If the first function calls a second function, is it possible to have the second function return a value for the first function?
def check_type(x):
if type(x) not in [int, float]:
return None
def square(x):
check_type(x)
return x**2
print(square(2))
>>> 4
print(square('2'))
>>> Error but should return None
I know that I can restructure my code in such a way to make this possible by using if then statements but I wanted to see if Python had anything built in already to save lines of code.
From a conceptual point of view, you might want to switch the order of the functions. Instead of square using check_type to check its arguments, you can make check_type accept square as the callback to call with sanitized arguments if everything passes.
A naive approach might be as follows:
def check_type(x, hook):
return hook(x) if type(x) in [int, float] else None
def square(x):
return x**2
print(check_type(2, square))
# 4
print(check_type('2', square))
# None
This is not super elegant, but it is a design improvement over your original approach in a number of ways. For one thing, the function square is free to focus on doing it's job instead of worrying about sanitizing arguments, which helps encapsulation. For another, it makes type checking more consistent across functions, because you can do it in one place instead of having to remember to do it in each function.
As far as elegance goes, python provides a mechanism for doing this quite cleanly, called decorators. A decorator is a function that accepts a function or class as input, and returns a replacement object. This is usually used to wrap functions with extra functionally, exactly like you are trying to do.
A first pass decorator implementation would look like this:
from functools import wraps
def check_type(func):
@wraps(f)
def wrapper(x):
return func(x) if type(x) in [int, float] else None
return wrapper
@check_type
def square(x):
return x**2
print(square(2))
# 4
print(square('2'))
# None
Notice that the wrapper function that the decorator returns to replace square is itself decorated. functools.wraps modifies the function object by updating the name and other attributes to make wrapper be harder to distinguish from the original square.
On an unrelated note, I probably wouldn't allow my function to return a value on inappropriate input. When you return None, you are forcing the caller to check for None vs a valid value, effectively defeating the purpose of having a type checker in the first place. Instead, an exception is a better design choice because it doesn't punt the responsibility down the line:
def check_type(func):
@wraps(f)
def wrapper(x):
if type(x) in [int, float]
raise TypeError ('Expected one thing but got the other')
return func(x)
return wrapper
As a final point, you may want to reconsider how you do type checking, or whether you do it at all. For example, you can extend most of the built-in classes.
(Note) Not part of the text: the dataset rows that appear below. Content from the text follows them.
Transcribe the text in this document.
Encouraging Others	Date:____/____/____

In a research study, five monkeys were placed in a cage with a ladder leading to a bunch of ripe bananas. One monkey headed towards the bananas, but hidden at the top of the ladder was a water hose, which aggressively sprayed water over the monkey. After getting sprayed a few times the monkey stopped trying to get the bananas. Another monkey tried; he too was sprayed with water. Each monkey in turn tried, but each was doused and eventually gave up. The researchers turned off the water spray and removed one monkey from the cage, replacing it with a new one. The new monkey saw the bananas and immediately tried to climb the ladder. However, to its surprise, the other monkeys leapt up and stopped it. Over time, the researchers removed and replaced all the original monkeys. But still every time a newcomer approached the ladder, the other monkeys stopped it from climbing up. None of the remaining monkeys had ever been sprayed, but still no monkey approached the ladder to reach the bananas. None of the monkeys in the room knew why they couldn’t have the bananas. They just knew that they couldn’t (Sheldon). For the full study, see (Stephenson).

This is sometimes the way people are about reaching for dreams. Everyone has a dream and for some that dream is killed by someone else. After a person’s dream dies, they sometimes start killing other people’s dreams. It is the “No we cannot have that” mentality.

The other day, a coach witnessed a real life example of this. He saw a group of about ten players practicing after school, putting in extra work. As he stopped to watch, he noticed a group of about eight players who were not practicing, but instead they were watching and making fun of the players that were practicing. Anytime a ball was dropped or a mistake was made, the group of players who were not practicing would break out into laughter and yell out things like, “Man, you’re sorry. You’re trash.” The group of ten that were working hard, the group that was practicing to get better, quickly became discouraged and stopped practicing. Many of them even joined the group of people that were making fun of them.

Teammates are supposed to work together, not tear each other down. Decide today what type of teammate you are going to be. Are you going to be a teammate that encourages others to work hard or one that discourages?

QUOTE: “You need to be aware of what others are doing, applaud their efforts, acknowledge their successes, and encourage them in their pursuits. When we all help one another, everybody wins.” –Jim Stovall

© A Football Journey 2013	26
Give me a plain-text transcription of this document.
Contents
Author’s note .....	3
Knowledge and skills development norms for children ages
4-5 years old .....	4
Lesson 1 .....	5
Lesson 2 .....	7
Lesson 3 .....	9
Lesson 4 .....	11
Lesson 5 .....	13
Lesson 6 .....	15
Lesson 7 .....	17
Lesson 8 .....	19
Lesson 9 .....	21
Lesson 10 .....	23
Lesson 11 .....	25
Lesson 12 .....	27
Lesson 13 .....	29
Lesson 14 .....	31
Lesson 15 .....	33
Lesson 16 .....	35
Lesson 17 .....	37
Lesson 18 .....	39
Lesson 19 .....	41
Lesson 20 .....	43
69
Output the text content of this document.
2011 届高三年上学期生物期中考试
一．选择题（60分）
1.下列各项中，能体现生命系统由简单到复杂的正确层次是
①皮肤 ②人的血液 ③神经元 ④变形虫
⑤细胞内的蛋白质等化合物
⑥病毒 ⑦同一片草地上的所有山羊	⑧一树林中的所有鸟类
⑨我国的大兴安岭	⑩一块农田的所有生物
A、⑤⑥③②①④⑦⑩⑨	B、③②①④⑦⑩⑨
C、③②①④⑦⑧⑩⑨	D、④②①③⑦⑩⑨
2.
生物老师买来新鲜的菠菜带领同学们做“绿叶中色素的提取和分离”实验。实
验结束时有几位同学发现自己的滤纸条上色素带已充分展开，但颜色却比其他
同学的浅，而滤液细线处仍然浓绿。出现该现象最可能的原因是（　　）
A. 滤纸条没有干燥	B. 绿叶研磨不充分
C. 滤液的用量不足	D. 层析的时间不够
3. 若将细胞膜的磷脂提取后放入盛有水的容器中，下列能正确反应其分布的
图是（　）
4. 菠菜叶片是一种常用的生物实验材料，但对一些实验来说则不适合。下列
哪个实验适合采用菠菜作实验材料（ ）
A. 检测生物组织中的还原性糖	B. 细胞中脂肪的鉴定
If you want to allow such extensions, a better phrasing might be
if isinstance(x, (int, float)):
Or you can use abstract base classes registered in the numbers module. This will allow you to handle things like numpy scalars, decimals, etc:
if isinstance(x, numbers.Number):
Finally, you may want to consider doing the most pythonic thing, and passing through anything that supports whatever operation you need. That means not doing any type checking at all. If you pass an instance of something with no __pow__ method, the interpreter will raise a TypeError for you in square.
If you want to save lines of code (not saying that's always a virtuous goal), you can use boolean short circuiting for things like this:
def check_type(x):
return type(x) in [int, float] or None
def square(x):
return check_type(x) and x**2
print(square(2))
# 4
print(square('2'))
# None
This will return the value for check_type(x) if it's falsey, otherwise the value square()
Having said that, it seems the pythonic way is to not do the type check, but catch the error:
def square(x):
try:
return x**2
except TypeError:
return None
This will allow your function to work on other types you might not have predicted, but allow exponents. For example, complex numbers: square(2+1j) which returns None in the first example, but (3+4j) in the second.